Barbezieux - Baignes - Barret

Publié le 3 octobre 2021

Le livre de la Genèse dessine le projet initial de Dieu. Après avoir créé l’univers, les bêtes du ciel, de la mer et de la terre, il demande à l’homme de nommer les créatures, chacune par un nom. Puis pour accomplir sa création, Dieu endort l’homme d’un sommeil mystérieux et tire de sa côte la femme. L’os de ses os, la chair de sa chair. Celle avec qui il sera désormais « côte à côte. » Celle avec qui il pourra vivre une communion à l’image et à la ressemblance de Dieu, et ne faire plus qu’un. Voilà le projet de Dieu, et la vocation de l’Homme, homme et femme mais plus largement de toute l’humanité. La vocation de toute la famille humaine en marche vers ce projet : l’unité, la communion de tout le genre humain. Une vocation, un projet divin qui se réalise dans cette relation d’amour, de réciprocité, de respect comme l’homme et la femme sont invités à la vivre. Voilà ce qui est sacré. Ne plaçons pas le sacré ailleurs. Voilà ce qui est sommet de la création et du projet de Dieu. Le refrain du psaume le chantait : « Que le Seigneur bénisse tous les jours de notre vie. » Oui, que le Seigneur bénisse tous les jours de notre vie, parce qu’au long de ces jours, nous sommes invités à entrer et à vivre dans cette aventure incroyable de l’amour réciproque, dans le Souffle de l’Esprit qui nous unit à travers toutes nos différences. C’est bien ce qui se vit – ou ce qui veut se vivre – dans l’aventure d’un couple, d’une famille, de l’Eglise, de l’humanité.

                Mais nous nous arrêtons là. Car nous savons que ce projet divin est malmené. Déjà dans l’évangile, les pharisiens interpellent Jésus sur une question a priori technique ou légaliste. Et Jésus leur répond en faisant remarquer leur dureté de cœur. Cette dureté de cœur qui ose « séparer » ce que Dieu a uni et que l’homme ne doit pas séparer. Cette dureté de cœur qui ose rejeter, répudier un être humain. Cette dureté de cœur qui ne craint pas de se mettre en rupture avec le projet initial de Dieu, et en rupture avec la vocation de tout homme et de l’humanité. Cette dureté de cœur, qui vient abîmer ce qui est sacré, c’est ce qu’on appelle le péché. Et ce péché peut aller jusqu’au crime, et détruire des vies.

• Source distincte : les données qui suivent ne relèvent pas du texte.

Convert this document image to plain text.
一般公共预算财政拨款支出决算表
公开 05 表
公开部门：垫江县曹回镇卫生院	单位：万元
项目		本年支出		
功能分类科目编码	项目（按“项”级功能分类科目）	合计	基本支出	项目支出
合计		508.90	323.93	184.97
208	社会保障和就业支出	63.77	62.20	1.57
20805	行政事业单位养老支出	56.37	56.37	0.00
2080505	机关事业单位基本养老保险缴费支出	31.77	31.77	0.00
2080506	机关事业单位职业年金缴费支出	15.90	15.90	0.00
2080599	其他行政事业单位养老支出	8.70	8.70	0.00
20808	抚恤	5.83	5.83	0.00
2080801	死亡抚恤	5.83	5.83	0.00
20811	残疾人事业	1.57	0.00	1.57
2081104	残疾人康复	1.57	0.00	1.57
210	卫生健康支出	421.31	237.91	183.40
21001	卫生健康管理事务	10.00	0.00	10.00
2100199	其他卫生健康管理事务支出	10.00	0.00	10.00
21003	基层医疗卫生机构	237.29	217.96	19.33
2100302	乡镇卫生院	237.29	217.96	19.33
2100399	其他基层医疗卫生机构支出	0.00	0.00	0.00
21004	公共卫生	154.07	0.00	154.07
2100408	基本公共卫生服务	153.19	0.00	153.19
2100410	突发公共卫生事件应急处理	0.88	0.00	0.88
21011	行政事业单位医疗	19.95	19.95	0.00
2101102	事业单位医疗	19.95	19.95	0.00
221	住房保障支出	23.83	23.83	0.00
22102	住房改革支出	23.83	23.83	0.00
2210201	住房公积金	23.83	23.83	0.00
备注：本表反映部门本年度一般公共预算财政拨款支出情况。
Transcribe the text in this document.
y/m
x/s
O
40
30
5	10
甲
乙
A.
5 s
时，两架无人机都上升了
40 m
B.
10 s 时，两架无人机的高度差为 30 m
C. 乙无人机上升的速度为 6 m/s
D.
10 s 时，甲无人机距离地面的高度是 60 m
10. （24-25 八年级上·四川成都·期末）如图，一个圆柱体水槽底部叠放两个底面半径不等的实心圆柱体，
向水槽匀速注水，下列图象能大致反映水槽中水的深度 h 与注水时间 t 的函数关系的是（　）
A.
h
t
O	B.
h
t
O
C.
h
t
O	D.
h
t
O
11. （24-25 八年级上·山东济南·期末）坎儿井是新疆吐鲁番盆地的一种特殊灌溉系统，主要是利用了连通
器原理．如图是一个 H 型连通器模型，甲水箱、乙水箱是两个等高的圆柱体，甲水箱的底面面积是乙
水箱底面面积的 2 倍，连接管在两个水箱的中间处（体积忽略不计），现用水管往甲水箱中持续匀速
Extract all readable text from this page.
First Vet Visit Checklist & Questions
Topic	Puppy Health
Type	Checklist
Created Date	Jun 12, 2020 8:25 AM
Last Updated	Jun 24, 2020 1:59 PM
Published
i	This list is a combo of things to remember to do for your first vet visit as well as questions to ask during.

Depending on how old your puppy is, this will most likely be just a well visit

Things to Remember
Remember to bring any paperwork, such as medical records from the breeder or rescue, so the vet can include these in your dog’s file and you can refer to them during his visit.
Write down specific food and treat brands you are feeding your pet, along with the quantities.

                Mardi prochain, Jean-Marc Sauvé, président de la CIASE, la Commission Indépendante sur les Abus Sexuels dans l’Eglise, commission crée à la demande des évêques de France il y a 3 ans, présentera son rapport. Un rapport précisément sur la façon avec laquelle des gens d’Eglise, des prêtres principalement, ont détruit ces enfants que Jésus met au centre de l’Evangile aujourd’hui. Le contenu précis n’est pas encore connu mais on nous annonce un choc, une déflagration, un rapport plus que douloureux pour toute l’Eglise de France. Un rapport qu’il nous faudra recevoir pour ce qu’il est, avec certainement le dégoût et la honte qu’il pourra provoquer et avec toute la compassion et les pleurs qu’il suscitera à l’égard des toujours trop nombreuses victimes. Un rapport qu’il nous faudra accueillir avec humilié et aussi avec responsabilité, car il dénoncera à n’en pas douter des systèmes ecclésiaux et des modes relationnels entre baptisés qui nous éloignent du projet de communion et de respect mutuel auquel Dieu nous appelle. Un rapport qui nous invitera à tirer des conséquences en actes, non seulement à l’échelle des évêques et de l’Eglise de France, mais jusque dans toutes les paroisses et tous les lieux d’Eglise. Un rapport qu’il nous faudra accueillir en nous confiant au Seigneur, sans fuir nos responsabilités mais comptant sur sa présence et son accompagnement dans la vie de son Eglise. Pour croire qu’il est toujours avec nous jusqu’à la fin des temps.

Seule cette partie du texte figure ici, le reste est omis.